Provincie Overijssel bepleit herinvoering vergunning voor afschot winterganzen in beschermde natuurgebieden

image_pdfimage_print

De provincie Overijssel verzoekt de Raad van State om een eerder vernietigde natuurvergunning voor het afschot van winterganzen in negen Natura 2000-gebieden alsnog geldig te verklaren. De provincie stelt dat het afschot geen significante schade toebrengt aan de ecologische waarden van de betrokken natuurgebieden.

De desbetreffende vergunning, verstrekt aan de Faunabeheereenheid Overijssel, stond het afschieten van verschillende ganzensoorten toe binnen en rondom gebieden zoals de Sallandse Heuvelrug, Zwarte Water, Weerribben, De Wieden en de uiterwaarden van Zwarte Water en Vecht. Deze soorten veroorzaken volgens de provincie substantiële schade aan landbouwgronden.

De rechtbank in Zwolle vernietigde de vergunning eerder na bezwaren van onder meer Faunabescherming en Vogelbescherming Nederland. Zij betoogden dat het afschot van ganzen andere beschermde vogelsoorten zou kunnen verstoren en verjagen.
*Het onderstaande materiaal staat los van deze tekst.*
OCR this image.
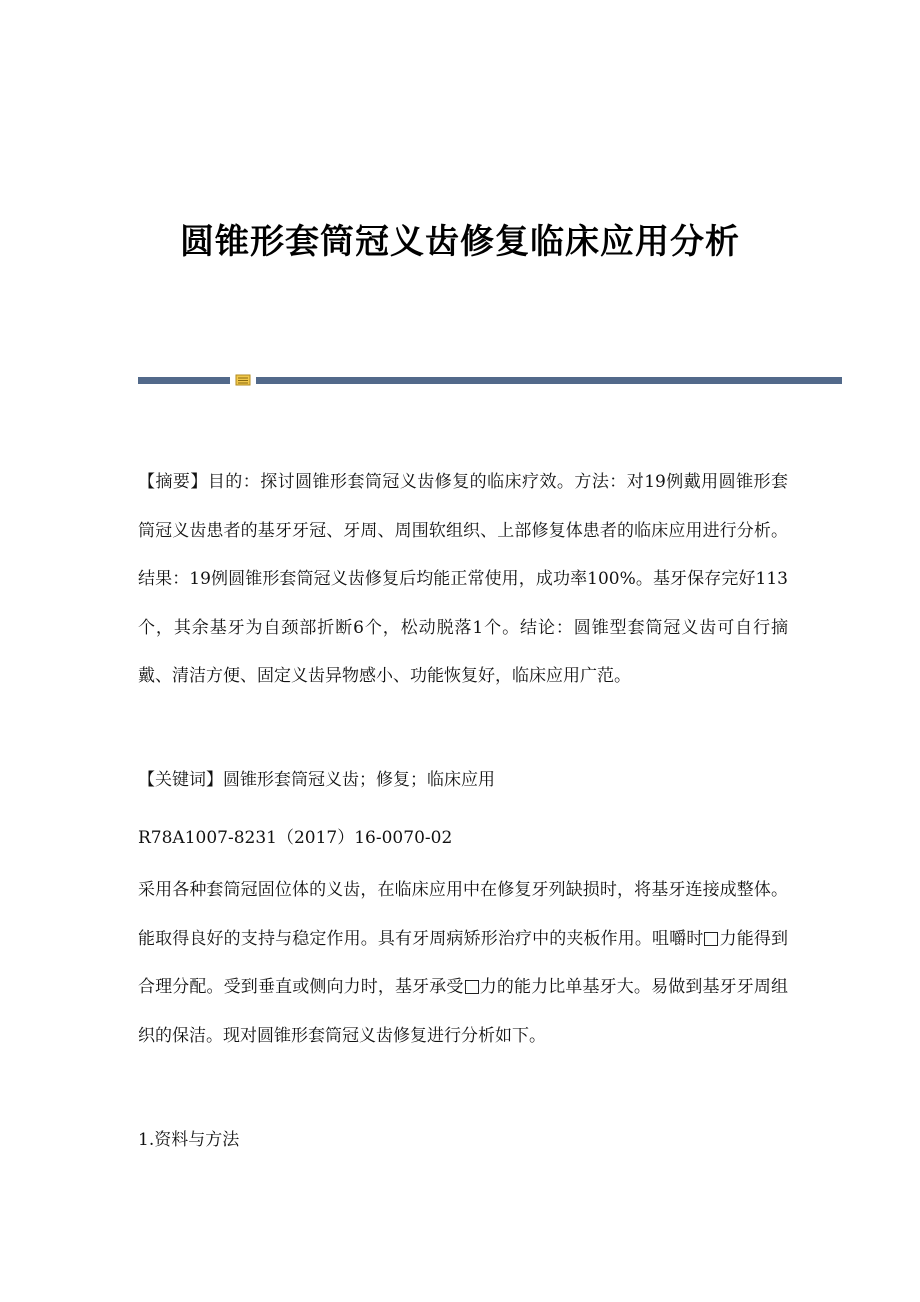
圆锥形套筒冠义齿修复临床应用分析

【摘要】目的：探讨圆锥形套筒冠义齿修复的临床疗效。方法：对19例戴用圆锥形套筒冠义齿患者的基牙牙冠、牙周、周围软组织、上部修复体患者的临床应用进行分析。结果：19例圆锥形套筒冠义齿修复后均能正常使用，成功率100%。基牙保存完好113个，其余基牙为自颈部折断6个，松动脱落1个。结论：圆锥型套筒冠义齿可自行摘戴、清洁方便、固定义齿异物感小、功能恢复好，临床应用广范。

【关键词】圆锥形套筒冠义齿；修复；临床应用

R78A1007-8231（2017）16-0070-02

采用各种套筒冠固位体的义齿，在临床应用中在修复牙列缺损时，将基牙连接成整体。能取得良好的支持与稳定作用。具有牙周病矫形治疗中的夹板作用。咀嚼时 力能得到合理分配。受到垂直或侧向力时，基牙承受 力的能力比单基牙大。易做到基牙牙周组织的保洁。现对圆锥形套筒冠义齿修复进行分析如下。

1.资料与方法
Bovendien concludeerde de rechtbank dat het ecologisch onderzoek waarop de vergunning was gebaseerd, onvoldoende waarborgen bood om negatieve effecten op de natuur uit te sluiten.

De provincie blijft echter van mening dat het onderzoek voldoet aan de wettelijke vereisten en dat er geen sprake is van een wezenlijk risico voor de instandhoudingsdoelstellingen van de betreffende Natura 2000-gebieden. Ter onderbouwing verwijst zij naar een eerdere uitspraak van de Raad van State inzake een vergelijkbare situatie in Friesland, waarin afschot wel werd toegestaan.

De Raad van State stelde tijdens de zitting echter kritische vragen over deze vergelijking en wees erop dat de provinciale vertegenwoordiging nagelaten heeft concreet te onderbouwen waarom het oordeel van de Zwolse rechtbank onjuist zou zijn. Een dergelijke onderbouwing is essentieel binnen een hoger beroep.

De uitspraak van de Raad van State wordt over zes weken verwacht.